Just last week Tancredo, R-Colo., crushed his Democrat challenger by 37 points. But the moderates and liberals see him as a conservative loose cannon packed with ammo.
His "criticisms of President Bush's immigration policy bought him a 40-minute rebuke earlier this year from Bush adviser Karl Rove, who, in the Congressman's own words, warned him 'never to darken the door of the White House again,'" Roll Call reported Monday.
"I'll be surprised if he doesn't have a primary" in 2004, said Floyd Ciruli, an independent Colorado pollster. "It's a given."
Possible Republican rivals in '04 include popular state Treasurer Mike Coffman, state Sen. Jim Dyer and former Arapahoe County Commissioner Steve Ward. Democrats have given up on the conservative district south of Denver.
Tancredo's other capital crime, in addition to urging that the U.S. actually maintain its borders, is violating his pledge to serve only three terms. (Note that Democrats didn't raise a fit - publicly, at least - when the late Sen. Paul Wellstone made the mistake of breaking his word not to run again.)

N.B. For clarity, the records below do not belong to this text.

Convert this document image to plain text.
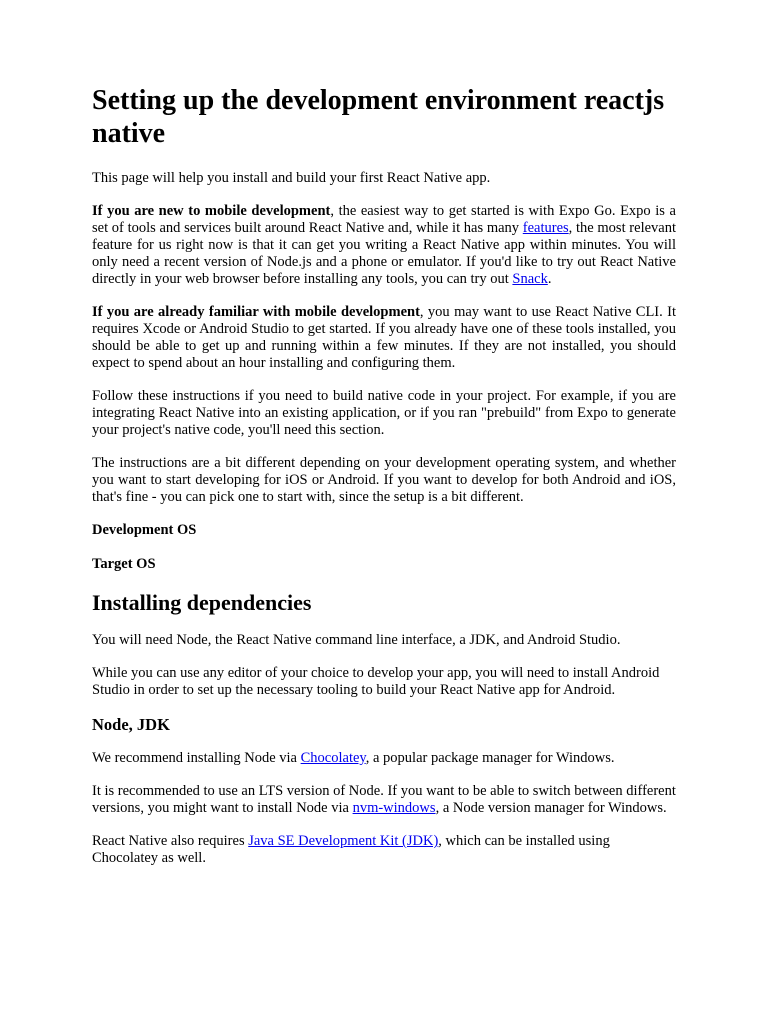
Setting up the development environment reactjs native

This page will help you install and build your first React Native app.

If you are new to mobile development, the easiest way to get started is with Expo Go. Expo is a set of tools and services built around React Native and, while it has many features, the most relevant feature for us right now is that it can get you writing a React Native app within minutes. You will only need a recent version of Node.js and a phone or emulator. If you'd like to try out React Native directly in your web browser before installing any tools, you can try out Snack.

If you are already familiar with mobile development, you may want to use React Native CLI. It requires Xcode or Android Studio to get started. If you already have one of these tools installed, you should be able to get up and running within a few minutes. If they are not installed, you should expect to spend about an hour installing and configuring them.

Follow these instructions if you need to build native code in your project. For example, if you are integrating React Native into an existing application, or if you ran "prebuild" from Expo to generate your project's native code, you'll need this section.

The instructions are a bit different depending on your development operating system, and whether you want to start developing for iOS or Android. If you want to develop for both Android and iOS, that's fine - you can pick one to start with, since the setup is a bit different.

Development OS

Target OS

Installing dependencies

You will need Node, the React Native command line interface, a JDK, and Android Studio.

While you can use any editor of your choice to develop your app, you will need to install Android Studio in order to set up the necessary tooling to build your React Native app for Android.

Node, JDK

We recommend installing Node via Chocolatey, a popular package manager for Windows.

It is recommended to use an LTS version of Node. If you want to be able to switch between different versions, you might want to install Node via nvm-windows, a Node version manager for Windows.

React Native also requires Java SE Development Kit (JDK), which can be installed using Chocolatey as well.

Roll Call says "Tancredo is not one of the president's favorite people. Earlier this year, the Congressman accused Bush of pandering to Hispanic voters and trying to prop up Mexican President Vicente Fox by offering amnesty to certain undocumented immigrants. That declaration brought an angry 40-minute phone call from Rove, and Bush pointedly failed to introduce Tancredo to the crowd during a political rally in Colorado in September."

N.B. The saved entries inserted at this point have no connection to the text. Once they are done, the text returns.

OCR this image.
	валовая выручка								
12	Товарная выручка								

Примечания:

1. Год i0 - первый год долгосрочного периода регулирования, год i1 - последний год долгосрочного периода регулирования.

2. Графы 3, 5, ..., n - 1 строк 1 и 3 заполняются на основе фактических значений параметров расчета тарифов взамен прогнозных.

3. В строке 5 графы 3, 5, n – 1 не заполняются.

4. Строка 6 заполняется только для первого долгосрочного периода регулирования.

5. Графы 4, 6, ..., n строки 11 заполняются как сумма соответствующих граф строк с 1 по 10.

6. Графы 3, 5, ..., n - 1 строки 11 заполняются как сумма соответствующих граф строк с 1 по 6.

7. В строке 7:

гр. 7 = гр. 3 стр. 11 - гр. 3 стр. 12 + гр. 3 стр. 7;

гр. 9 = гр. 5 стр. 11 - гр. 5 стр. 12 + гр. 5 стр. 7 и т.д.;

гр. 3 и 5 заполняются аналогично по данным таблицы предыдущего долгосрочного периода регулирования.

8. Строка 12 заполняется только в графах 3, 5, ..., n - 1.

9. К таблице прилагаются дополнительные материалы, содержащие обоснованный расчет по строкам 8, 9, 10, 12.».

Ciruli said Tancredo's views on immigration were in line with his constituents'.
"Nobody who's going to argue the soft side of immigration is going to beat him in the Republican primary, or even in the general," he said.
Oops: Tancredo, founder of the House Immigration Reform Caucus, was embarrassed earlier this year when it was revealed that a house contractor he had hired employed illegal aliens, Roll Call reported.
But as the congressman said at the time: "I hired a reputable company, I did not hire the labor. It is the government's responsibility to enforce our immigration laws, and if the INS were doing its job, no illegal immigrant would be available to violate our labor laws."